English    Türkçe    فارسی   

2
2320-2344

  • İnsan olan bilir ki o, sonradan yapılmalıdır. Fakat evde ağ kuran örümcek ne bilsin! 2320
  • Sivrisinek ne bilir, bu bağ kimin? Baharın doğar, kışın ölür.
  • Tahta içinde sınık bir halde doğan kurt, tahtanın fidanlık halini bilir mi?
  • Bilse bilse o vakit mahiyeti itibariyle akıl sahibi olur, isterse sureti kurt olsun.
  • Akıl, kendini renk, renk, çeşit, çeşit gösterir, ama peri gibi o suretlerden fersahlarca uzaktır.
  • Hatta peri de nedir ki? Melekten bile üstündür. Fakat sen sinek kanatlısın da onun için aşağılarda uçuyorsun. 2325
  • Gerçi aklın, seni yüceliklere çekmekte; ama taklit kurşun aşağılıklarda yayılmakta.

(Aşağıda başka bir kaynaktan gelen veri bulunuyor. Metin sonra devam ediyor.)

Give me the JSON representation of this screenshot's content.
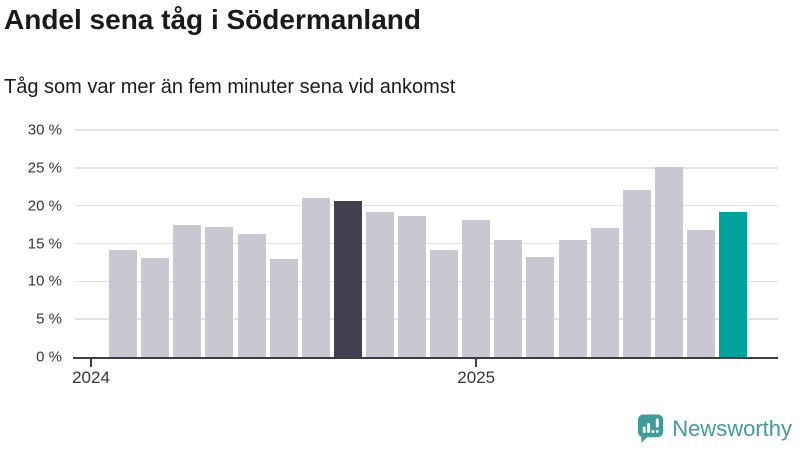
{
  "title": "Andel sena tåg i Södermanland",
  "subtitle": "Tåg som var mer än fem minuter sena vid ankomst",
  "footer": {
    "brand": "Newsworthy"
  },
  "colors": {
    "bar_default": "#c9c8d2",
    "bar_dark": "#42404e",
    "bar_accent": "#00a29b",
    "gridline": "#e3e2e7",
    "axis": "#3e3d47",
    "tick_label": "#36353f",
    "title_text": "#1a1a1a",
    "brand_teal": "#3f9c98"
  },
  "chart_data": {
    "type": "bar",
    "title": "Andel sena tåg i Södermanland",
    "subtitle": "Tåg som var mer än fem minuter sena vid ankomst",
    "unit": "percent share of late trains (>5 min at arrival)",
    "x": [
      "2024-02",
      "2024-03",
      "2024-04",
      "2024-05",
      "2024-06",
      "2024-07",
      "2024-08",
      "2024-09",
      "2024-10",
      "2024-11",
      "2024-12",
      "2025-01",
      "2025-02",
      "2025-03",
      "2025-04",
      "2025-05",
      "2025-06",
      "2025-07",
      "2025-08",
      "2025-09"
    ],
    "values": [
      14.2,
      13.1,
      17.5,
      17.2,
      16.3,
      13.0,
      21.0,
      20.6,
      19.2,
      18.6,
      14.2,
      18.1,
      15.4,
      13.2,
      15.4,
      17.1,
      22.1,
      25.1,
      16.8,
      19.2
    ],
    "dark_bar_index": 7,
    "accent_bar_index": 19,
    "ylim": [
      0,
      30
    ],
    "yticks": [
      {
        "value": 0,
        "label": "0 %"
      },
      {
        "value": 5,
        "label": "5 %"
      },
      {
        "value": 10,
        "label": "10 %"
      },
      {
        "value": 15,
        "label": "15 %"
      },
      {
        "value": 20,
        "label": "20 %"
      },
      {
        "value": 25,
        "label": "25 %"
      },
      {
        "value": 30,
        "label": "30 %"
      }
    ],
    "xticks": [
      {
        "label": "2024",
        "month_offset": 0
      },
      {
        "label": "2025",
        "month_offset": 12
      }
    ],
    "grid": "horizontal",
    "legend": "none"
  }
}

  • Taklitten doğan bilgi canımızın vebalidir, iğretidir. Bizse o bizim malımızdır diye oturup kalmışız.
  • Bu çeşit akıldansa cahil olmak daha iyi. Deliliğe vurmak daha yeğ!
  • Faydanı nede görüyorsan ondan kaç. Zehir iç, Âbıhayatı dök!
  • Seni öveni söv, kazancını, sermayeni müflise borç ver! 2330
  • Eminliği bırak, korku yerine var. Namusu terk et, apaçık rüsvay ol!
  • Ben uzun uzadıya ilerisini düşünen aklı denedim. Bundan böyle divaneliğe vuracağım!
  • Seyyid’in “Niçin orospuyu aldın?” demesi üzerine Delkak’ın mazereti
  • Seyyid-i Ecel, bir gece Delkak’a “Hemencecik bir orospuyu neden aldın?
  • Bunu bana söylemeliydin. Sana namuslu bir kız alırdık” dedi.
  • Delkak “Dokuz tane namuslu, temiz kadın aldım, hepsi orospu oldu. Derdimden eridim, bittim. 2335
  • Bunun üzerine bu hiçbir işe yaramaz orospuyu aldım. Görelim bakalım, bunun sonu ne olacak?” dedi.
  • Ben, birçok defalar aklı sınadım. Bundan sonra bir tarla arayacak, oraya delilik tohumu saçacağım!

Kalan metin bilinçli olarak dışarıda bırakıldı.